Metadata-Version: 1.1
Name: logreduce
Version: 0.6.1
Summary: Extract anomalies from log files
Home-page: https://logreduce.softwarefactory-project.io/
Author: Tristan Cacqueray
Author-email: tdecacqu@redhat.com
License: UNKNOWN
Description: logreduce - extract anomaly from log files
        ==========================================
        
        Based on success logs, logreduce highlights useful text in failed logs.
        The goal is to save time in finding a failure's root cause.
        
        On average, learning run at 2000 lines per second, and
        testing run at 1300 lines per seconds.
        
        
        How it works
        ------------
        
        logreduce uses a *model* to learn successful logs and detect novelties in
        failed logs:
        
        * Random words are manually removed using regular expression
        * Then lines are converted to a matrix of token occurrences
          (using **HashingVectorizer**),
        * An unsupervised learner implements neighbor searches
          (using **NearestNeighbors**).
        
        
        Caveats
        -------
        
        This method doesn't work when debug content is only included in failed logs.
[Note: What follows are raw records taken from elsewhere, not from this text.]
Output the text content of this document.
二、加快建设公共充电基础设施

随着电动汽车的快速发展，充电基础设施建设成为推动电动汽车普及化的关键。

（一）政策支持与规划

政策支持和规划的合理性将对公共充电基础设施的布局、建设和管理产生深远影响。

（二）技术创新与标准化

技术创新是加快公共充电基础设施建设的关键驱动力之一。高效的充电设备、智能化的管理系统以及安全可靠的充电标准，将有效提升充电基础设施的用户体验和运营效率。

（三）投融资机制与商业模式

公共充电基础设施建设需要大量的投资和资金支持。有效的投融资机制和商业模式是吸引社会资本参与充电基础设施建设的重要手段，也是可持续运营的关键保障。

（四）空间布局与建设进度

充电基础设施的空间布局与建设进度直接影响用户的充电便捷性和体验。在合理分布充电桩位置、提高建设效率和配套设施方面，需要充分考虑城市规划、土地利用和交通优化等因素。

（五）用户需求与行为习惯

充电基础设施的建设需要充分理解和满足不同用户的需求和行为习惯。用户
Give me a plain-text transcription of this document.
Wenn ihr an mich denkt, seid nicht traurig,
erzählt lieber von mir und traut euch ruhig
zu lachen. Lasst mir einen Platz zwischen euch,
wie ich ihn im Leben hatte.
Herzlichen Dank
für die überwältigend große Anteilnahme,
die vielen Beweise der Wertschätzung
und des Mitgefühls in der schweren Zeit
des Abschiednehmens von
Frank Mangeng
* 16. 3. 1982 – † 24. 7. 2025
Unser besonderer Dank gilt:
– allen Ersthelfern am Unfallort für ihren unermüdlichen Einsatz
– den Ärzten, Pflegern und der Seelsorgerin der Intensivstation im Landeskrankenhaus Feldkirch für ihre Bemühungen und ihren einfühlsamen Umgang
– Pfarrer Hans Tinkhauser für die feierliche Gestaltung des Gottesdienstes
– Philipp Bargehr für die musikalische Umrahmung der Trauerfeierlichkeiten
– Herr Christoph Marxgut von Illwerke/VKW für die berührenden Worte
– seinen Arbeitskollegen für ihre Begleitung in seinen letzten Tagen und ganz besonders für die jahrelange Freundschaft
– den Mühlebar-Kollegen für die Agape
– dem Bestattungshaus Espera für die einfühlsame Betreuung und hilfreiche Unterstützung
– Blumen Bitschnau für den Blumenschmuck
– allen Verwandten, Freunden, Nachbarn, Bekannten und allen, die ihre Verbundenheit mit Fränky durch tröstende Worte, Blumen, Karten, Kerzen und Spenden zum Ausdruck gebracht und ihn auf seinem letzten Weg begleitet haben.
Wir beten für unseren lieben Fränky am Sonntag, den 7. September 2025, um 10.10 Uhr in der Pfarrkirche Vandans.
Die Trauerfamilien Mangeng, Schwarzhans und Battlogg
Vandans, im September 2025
        To successfully detect anomalies, failed and success logs needs to be similar,
        otherwise the extra informations in failed logs will be considered anomalous.
        
        For example this happens with testr where success logs only contains 'SUCCESS'.
        
        
        Install
        -------
        
        * Fedora:
        
        .. code-block:: console
        
          sudo dnf install -y python3-scikit-learn
          git clone https://softwarefactory-project.io/r/logreduce
          pushd logreduce
          python3 setup.py develop --user
          popd
        
        
        * openSUSE:
        
        .. code-block:: console
        
          sudo zypper install python3-scikit-learn
          git clone https://softwarefactory-project.io/r/logreduce
          pushd logreduce
          python3 setup.py develop --user
          popd
        
        
        * Pip:
        
        .. code-block:: console
        
          pip install --user logreduce
        
        
        Command Line Interface Usage
        ----------------------------
        
        Logreduce needs a **baseline** for success log training, and a **target**
        for the log to reduce.
        
        Logreduce prints anomalies on the console, the log files are not modified:
        
        .. code-block:: console
        
          "%(distance)f | %(log_path)s:%(line_number)d: %(log_line)s"
        
        Local file usage
        ................
        
        * Compare two files or directories without building a model:
        
        .. code-block:: console
        
          $ logreduce diff testr-nodepool-01/output.good testr-nodepool-01/output.fail
          0.232 | testr-nodepool-01/output.fail:0677:  File "voluptuous/schema_builder.py", line 370, in validate_mapping
          0.462 | testr-nodepool-01/output.fail:0678:    raise er.MultipleInvalid(errors)
          0.650 | testr-nodepool-01/output.fail:0679:  voluptuous.error.MultipleInvalid: required key not provided @ data['providers'][2]['cloud']
        
        * Compare two files or directories:
        
        .. code-block:: console
        
          $ logreduce dir preprod-logs/ /var/log/
        
        
        * Or build a model first and run it separately:
        
        .. code-block:: console
        
          $ logreduce dir-train sosreport.clf old-sosreport/ good-sosreport/
          $ logreduce dir-run sosreport.clf new-sosreport/
        
        
        Zuul job usage
        ..............
        
        Logreduce can query Zuul build database to train a model.
        
        * Extract novelty from a job logs:
        
        .. code-block:: console
        
          $ logreduce job http://logs.openstack.org/...
        
          # Reduce comparaison to a single project (e.g. for tox jobs)
          $ logreduce job --project openstack/nova http://logs.openstack.org/...
        
          # Compare using many baselines
          $ logreduce job --count 10 http://logs.openstack.org/...
        
          # Include job artifacts
          $ logreduce job --include-path logs/ http:/logs.openstack.org/...
        
        * Or build a model first and run it separately:
        
        .. code-block:: console
        
          $ logreduce job-train --job job_name job_name.clf
          $ logreduce job-run job_name.clf http://logs.openstack.org/.../
        
        
        Journald usage
        ..............
        
        Logreduce can look for anomaly in journald, comparing the last day/week/month
        to the previous one:
        
        * Extract novelty from last day journal:
        
        .. code-block:: console
        
          $ logreduce journal --range day
        
        * Build a model using journal of last month and look for novelty in last week:
        
        .. code-block:: console
        
          $ logreduce journal-train --range month good-journal.clf
          $ logreduce journal-run --range week good-journal.clf
        
        
        Filters configuration
        .....................
        
        Some content yields false positives that can be ignored through filters.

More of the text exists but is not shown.